O próprio criador quer se livrar do termo
Boris Cherny, o cérebro por trás do Claude Code — o produto de codificação da Anthropic que já fatura bilhões —, disse ao Business Insider que a palavra "vibe" soa superficial demais para o que a ferramenta realmente entrega. "Estou procurando alternativas", revelou.
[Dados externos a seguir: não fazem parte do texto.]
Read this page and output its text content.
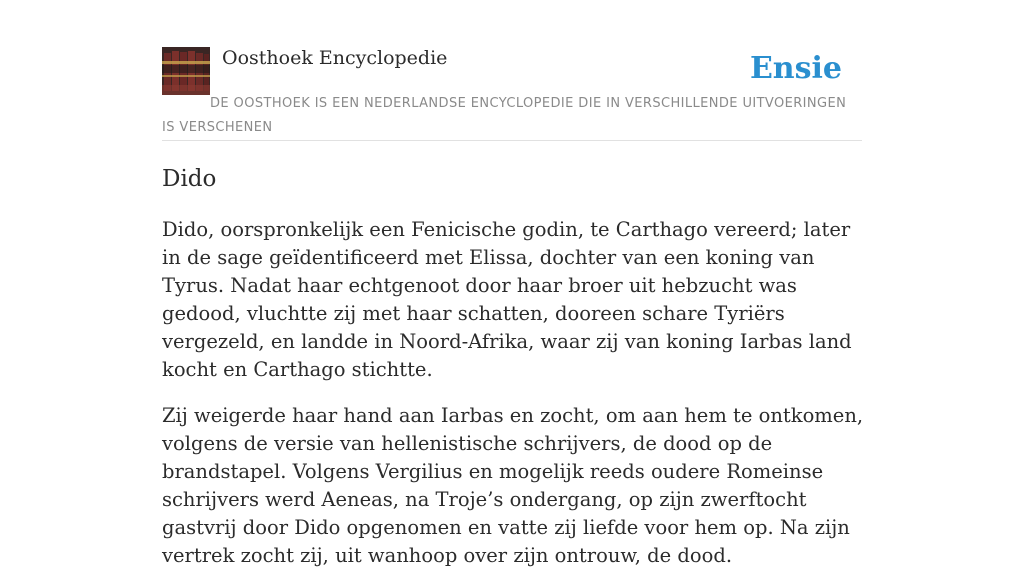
Oosthoek Encyclopedie	Ensie
DE OOSTHOEK IS EEN NEDERLANDSE ENCYCLOPEDIE DIE IN VERSCHILLENDE UITVOERINGEN IS VERSCHENEN
Dido

Dido, oorspronkelijk een Fenicische godin, te Carthago vereerd; later in de sage geïdentificeerd met Elissa, dochter van een koning van Tyrus. Nadat haar echtgenoot door haar broer uit hebzucht was gedood, vluchtte zij met haar schatten, dooreen schare Tyriërs vergezeld, en landde in Noord-Afrika, waar zij van koning Iarbas land kocht en Carthago stichtte.

Zij weigerde haar hand aan Iarbas en zocht, om aan hem te ontkomen, volgens de versie van hellenistische schrijvers, de dood op de brandstapel. Volgens Vergilius en mogelijk reeds oudere Romeinse schrijvers werd Aeneas, na Troje’s ondergang, op zijn zwerftocht gastvrij door Dido opgenomen en vatte zij liefde voor hem op. Na zijn vertrek zocht zij, uit wanhoop over zijn ontrouw, de dood.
A expressão foi cunhada por Andrej Karpathy, cofundador da OpenAI, no início de 2025. De lá para cá, virou um guarda-chuva para descrever qualquer código escrito com ajuda de IA. Mas Cherny acha que o termo diminui a seriedade de um produto que já gerou milhões de linhas de código útil.
Ele pediu ajuda ao próprio Claude — e não gostou da resposta
Numa jogada curiosa, Cherny pediu que o próprio Claude, o chatbot da Anthropic, sugerisse um novo nome. A resposta foi "agentic engineering" — outra expressão cunhada por Karpathy. Mas Cherny achou que "não tem o mesmo impacto".
Enquanto isso, a documentação oficial da Anthropic chama o Claude Code de "assistente de codificação com IA" e "ferramenta de codificação agêntica". Já a OpenAI prefere o termo "agente de codificação" para o Codex, seu concorrente direto.
E agora? A missão foi passada para você
Cherny quer a ajuda do público. Ele sugeriu que os leitores enviem suas ideias de substituição para "vibe coding" diretamente a ele pelo X (antigo Twitter), no perfil @bcherny. "Se for boa, eu uso", prometeu.
A busca por um novo nome não é apenas uma questão de vaidade. Ela reflete um momento de amadurecimento da indústria: ferramentas de IA que antes pareciam brinquedos agora movimentam bilhões de dólares e estão redesenhando o mercado de trabalho. Chamar isso de "vibe" pode ser, no mínimo, um desserviço.
O impacto? Se um novo termo pegar, ele pode mudar a forma como empresas, investidores e programadores enxergam o valor real dessas ferramentas — saindo do campo da "curiosidade" e entrando de vez no território da produtividade e da seriedade profissional.